Marcellus, bp. of Rome

Marcellus (3), bp. of Rome probably from May 24, 307, to Jan. 15, 309, the see having been vacant after the death of Marcellinus, 2 years, 6 months, and 27 days (Lipsius, Chronologie der röm. Bischöf.).

This pope appears as a martyr in the Roman Martyrology, and in the later recensions of the Liber Pontificalis, a story being told that he was beaten, and afterwards condemned to tend the imperial horses as a slave. No trace of this legend, or indeed of his being a martyr at all, appears in the earlier recensions of the Pontifical, including the Felician. But a light is thrown on the circumstances which probably led to his title of "Confessor" by the monumental inscriptions to him and his successor Eusebius, placed on their tombs by pope Damasus. That to Marcellus (Pagi, Critic. in Baron. ad ann. 309; in Actis S. Januar.; De Rossi, Rom. Sotter. vi. p. 204) reads:

"Veridicus rector lapsis quia crimina flere

Praedixit, miseris fuit omnibus hostis amarus.

Hinc furor, hinc odium sequitur, discordia lites,

Seditio, caedes; solvuntur foedera pacis.

Crimen ob alterius, Christum qui in pace negavit,

Finibus expulsus patriae est feritate tyranni.

Haec breviter Damasus voluit comperta referre

Marcelli ut populus meritum cognoscere posset.

It would appear from these lines, together with those on Eusebius [EUSEBIUS (1)], that when persecution ceased at Rome conflicts arose in the Christian community as to the terms of readmission of the lapsi to communion; that Marcellus after his election had required a period of penance before absolution; that this stern discipline evoked violent opposition, the subjects of it being doubtless numerous anal influential; that the church had been split into parties in consequence, and riots, anarchy, and even bloodshed, had ensued; that "the tyrant" Maxentius had interposed in the interests of peace and banished the pope as the author of the discord. He was not really so, the inscription implies, but "another," for whose "crime" he suffered, i.e. the leader and instigator of the opposition, who had "denied Christ in time of peace" by condoning apostasy and subverting discipline after persecution had ceased.
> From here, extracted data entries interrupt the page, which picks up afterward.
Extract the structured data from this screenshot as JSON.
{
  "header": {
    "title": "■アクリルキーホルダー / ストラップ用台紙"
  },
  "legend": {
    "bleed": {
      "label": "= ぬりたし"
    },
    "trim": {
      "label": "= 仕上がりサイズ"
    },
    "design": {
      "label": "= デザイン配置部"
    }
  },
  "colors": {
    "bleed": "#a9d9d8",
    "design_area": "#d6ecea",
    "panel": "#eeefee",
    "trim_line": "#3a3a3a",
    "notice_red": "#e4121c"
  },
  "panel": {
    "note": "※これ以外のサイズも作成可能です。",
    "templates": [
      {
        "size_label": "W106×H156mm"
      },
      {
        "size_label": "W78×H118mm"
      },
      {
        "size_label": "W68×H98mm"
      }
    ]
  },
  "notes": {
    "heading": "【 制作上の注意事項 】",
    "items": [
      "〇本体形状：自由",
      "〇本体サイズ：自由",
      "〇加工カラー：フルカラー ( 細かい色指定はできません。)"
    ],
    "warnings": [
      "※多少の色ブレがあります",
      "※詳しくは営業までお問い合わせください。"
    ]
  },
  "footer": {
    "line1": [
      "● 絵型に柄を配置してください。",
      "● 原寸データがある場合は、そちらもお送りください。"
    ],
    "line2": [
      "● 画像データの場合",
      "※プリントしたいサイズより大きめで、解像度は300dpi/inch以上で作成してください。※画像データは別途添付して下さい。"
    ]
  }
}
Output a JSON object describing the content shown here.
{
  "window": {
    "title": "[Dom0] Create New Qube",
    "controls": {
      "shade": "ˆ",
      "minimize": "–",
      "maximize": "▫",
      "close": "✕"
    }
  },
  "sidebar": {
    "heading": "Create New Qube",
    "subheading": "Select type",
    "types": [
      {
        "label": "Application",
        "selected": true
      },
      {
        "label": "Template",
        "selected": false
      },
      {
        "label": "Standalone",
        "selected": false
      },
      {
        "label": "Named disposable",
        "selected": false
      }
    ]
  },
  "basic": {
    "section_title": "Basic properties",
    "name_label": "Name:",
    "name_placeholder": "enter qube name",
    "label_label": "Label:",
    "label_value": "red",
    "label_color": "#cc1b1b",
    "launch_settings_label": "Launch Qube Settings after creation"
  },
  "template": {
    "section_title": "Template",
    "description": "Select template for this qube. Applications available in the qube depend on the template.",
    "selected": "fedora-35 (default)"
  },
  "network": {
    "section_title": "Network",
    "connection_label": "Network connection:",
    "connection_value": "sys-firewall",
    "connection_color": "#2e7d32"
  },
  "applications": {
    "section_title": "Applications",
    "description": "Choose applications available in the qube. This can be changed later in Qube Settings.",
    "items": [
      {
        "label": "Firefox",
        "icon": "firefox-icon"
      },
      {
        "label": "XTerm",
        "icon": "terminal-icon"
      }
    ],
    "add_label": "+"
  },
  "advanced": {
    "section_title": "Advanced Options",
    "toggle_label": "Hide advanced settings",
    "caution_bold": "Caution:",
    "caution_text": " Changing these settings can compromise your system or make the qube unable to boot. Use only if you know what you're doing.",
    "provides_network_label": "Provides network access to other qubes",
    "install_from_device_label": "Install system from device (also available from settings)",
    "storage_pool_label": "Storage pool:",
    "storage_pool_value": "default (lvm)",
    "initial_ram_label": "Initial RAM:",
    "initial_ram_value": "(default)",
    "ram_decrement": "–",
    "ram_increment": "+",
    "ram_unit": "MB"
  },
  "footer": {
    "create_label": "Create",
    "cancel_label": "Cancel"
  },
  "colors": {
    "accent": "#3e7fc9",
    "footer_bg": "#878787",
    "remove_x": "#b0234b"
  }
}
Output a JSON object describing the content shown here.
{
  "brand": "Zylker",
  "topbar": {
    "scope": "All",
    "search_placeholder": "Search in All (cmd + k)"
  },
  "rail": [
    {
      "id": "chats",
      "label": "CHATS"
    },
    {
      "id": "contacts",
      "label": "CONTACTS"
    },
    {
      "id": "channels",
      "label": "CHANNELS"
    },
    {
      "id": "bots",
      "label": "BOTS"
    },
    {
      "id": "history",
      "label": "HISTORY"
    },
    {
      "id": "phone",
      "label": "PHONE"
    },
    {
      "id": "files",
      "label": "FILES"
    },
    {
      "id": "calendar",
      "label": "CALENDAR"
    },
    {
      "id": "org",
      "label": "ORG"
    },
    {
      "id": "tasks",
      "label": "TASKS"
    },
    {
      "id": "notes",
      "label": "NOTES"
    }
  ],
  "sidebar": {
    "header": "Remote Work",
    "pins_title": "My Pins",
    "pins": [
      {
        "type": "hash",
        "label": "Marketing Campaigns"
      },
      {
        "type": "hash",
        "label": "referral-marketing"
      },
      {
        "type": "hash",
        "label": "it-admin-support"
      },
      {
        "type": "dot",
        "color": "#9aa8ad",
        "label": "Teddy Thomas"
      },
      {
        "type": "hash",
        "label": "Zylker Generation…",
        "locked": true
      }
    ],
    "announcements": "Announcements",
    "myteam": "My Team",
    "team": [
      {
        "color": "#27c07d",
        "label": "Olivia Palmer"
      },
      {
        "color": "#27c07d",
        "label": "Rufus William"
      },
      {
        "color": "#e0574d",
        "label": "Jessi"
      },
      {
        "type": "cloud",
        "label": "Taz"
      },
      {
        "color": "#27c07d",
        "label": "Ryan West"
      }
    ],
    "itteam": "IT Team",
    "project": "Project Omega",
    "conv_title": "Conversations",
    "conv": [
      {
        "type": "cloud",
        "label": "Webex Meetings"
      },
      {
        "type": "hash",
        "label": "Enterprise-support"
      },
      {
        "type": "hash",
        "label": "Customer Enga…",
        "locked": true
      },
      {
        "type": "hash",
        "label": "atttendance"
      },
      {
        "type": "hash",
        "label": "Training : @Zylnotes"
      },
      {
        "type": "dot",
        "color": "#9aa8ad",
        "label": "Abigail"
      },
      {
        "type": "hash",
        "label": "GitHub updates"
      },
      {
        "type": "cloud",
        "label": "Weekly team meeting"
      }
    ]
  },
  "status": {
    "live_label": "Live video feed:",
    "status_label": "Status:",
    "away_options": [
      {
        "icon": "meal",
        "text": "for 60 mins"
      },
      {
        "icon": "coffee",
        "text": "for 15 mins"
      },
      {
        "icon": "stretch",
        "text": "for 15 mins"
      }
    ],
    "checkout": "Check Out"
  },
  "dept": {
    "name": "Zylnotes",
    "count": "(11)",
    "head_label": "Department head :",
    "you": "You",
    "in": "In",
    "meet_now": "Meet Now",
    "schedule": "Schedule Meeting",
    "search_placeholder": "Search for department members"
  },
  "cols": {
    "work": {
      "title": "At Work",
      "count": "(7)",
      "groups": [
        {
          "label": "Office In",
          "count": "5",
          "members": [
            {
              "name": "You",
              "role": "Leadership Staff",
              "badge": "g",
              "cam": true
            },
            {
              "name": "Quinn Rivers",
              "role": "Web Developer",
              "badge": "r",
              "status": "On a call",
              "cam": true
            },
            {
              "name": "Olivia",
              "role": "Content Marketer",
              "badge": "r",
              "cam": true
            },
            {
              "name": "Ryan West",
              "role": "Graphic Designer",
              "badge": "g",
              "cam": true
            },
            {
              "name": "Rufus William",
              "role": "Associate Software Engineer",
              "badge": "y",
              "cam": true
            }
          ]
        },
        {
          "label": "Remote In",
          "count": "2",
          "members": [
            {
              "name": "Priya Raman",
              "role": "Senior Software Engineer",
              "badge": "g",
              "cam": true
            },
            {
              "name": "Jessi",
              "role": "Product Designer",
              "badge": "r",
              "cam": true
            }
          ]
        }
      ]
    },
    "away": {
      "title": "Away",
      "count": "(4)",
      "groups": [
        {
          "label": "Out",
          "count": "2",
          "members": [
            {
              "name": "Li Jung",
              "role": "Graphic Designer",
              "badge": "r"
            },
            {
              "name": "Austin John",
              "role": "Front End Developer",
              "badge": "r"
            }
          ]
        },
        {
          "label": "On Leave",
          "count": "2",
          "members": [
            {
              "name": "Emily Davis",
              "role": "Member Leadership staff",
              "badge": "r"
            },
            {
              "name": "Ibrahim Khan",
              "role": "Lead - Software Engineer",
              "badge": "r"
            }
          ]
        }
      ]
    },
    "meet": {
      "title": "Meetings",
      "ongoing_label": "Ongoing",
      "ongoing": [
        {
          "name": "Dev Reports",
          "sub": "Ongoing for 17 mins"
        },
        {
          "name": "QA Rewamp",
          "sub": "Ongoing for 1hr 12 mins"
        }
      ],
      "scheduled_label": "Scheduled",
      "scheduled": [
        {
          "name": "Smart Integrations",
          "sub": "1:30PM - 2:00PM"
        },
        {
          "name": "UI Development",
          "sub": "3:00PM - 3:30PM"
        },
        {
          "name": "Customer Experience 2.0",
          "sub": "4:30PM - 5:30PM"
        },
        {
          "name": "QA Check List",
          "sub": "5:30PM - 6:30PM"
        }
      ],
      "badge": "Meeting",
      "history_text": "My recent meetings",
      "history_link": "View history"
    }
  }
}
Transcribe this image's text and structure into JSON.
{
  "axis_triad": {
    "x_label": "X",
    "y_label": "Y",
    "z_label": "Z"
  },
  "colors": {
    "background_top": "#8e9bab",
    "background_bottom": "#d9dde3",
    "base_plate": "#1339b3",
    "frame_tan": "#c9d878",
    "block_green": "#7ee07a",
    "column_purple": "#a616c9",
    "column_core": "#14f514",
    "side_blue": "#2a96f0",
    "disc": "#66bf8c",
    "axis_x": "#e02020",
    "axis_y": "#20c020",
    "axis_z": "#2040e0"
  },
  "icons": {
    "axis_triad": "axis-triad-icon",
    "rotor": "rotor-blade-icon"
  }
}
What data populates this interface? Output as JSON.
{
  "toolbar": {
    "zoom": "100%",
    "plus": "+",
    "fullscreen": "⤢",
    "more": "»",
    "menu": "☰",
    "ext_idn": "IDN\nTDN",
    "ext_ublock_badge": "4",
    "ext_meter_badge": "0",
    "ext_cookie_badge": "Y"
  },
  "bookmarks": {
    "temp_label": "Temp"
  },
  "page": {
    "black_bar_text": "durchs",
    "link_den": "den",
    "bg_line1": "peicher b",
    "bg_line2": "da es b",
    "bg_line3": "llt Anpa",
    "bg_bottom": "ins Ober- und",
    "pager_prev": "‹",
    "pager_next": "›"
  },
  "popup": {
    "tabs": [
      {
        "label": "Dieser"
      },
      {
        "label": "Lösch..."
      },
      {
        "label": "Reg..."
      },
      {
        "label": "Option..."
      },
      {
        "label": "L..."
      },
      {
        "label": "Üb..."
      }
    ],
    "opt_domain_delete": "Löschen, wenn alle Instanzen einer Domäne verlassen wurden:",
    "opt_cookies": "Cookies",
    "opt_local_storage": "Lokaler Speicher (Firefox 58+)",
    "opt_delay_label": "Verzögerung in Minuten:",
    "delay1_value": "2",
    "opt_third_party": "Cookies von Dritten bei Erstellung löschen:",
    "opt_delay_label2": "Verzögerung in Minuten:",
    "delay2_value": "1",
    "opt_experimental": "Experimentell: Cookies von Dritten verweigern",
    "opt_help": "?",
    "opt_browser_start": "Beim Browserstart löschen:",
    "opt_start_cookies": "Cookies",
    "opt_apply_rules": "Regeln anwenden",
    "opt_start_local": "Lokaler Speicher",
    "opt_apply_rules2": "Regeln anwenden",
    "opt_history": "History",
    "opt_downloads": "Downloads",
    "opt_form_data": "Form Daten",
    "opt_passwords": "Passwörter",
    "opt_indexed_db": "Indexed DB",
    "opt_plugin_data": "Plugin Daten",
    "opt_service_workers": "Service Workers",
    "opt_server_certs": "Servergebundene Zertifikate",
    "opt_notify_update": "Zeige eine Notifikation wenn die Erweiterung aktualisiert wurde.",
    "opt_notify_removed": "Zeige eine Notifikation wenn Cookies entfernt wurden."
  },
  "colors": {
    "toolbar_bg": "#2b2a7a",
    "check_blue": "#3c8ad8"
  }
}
But Marcellus was made the victim, and thus was a "confessor" (or, in the wider sense of the word, a "martyr"), if not strictly for the faith, at any rate for canonical discipline and the honour of Christ. The "other" referred to was probably the Heraclius spoken of in the inscription on Eusebius as having "forbidden the lapsi to mourn for their sins," and who was banished in the next episcopate by "the tyrant" as well as the pope—"Extemplo pariter pulsi feritate tyranni." As Marcellus, unlike Eusebius, is not said in the Damasine inscription to have died in exile, and as he was certainly buried at Rome, like his predecessor in the cemetery of Priscilla on the Salarian Way (Catal. Felic.), he may have been allowed to return to his see.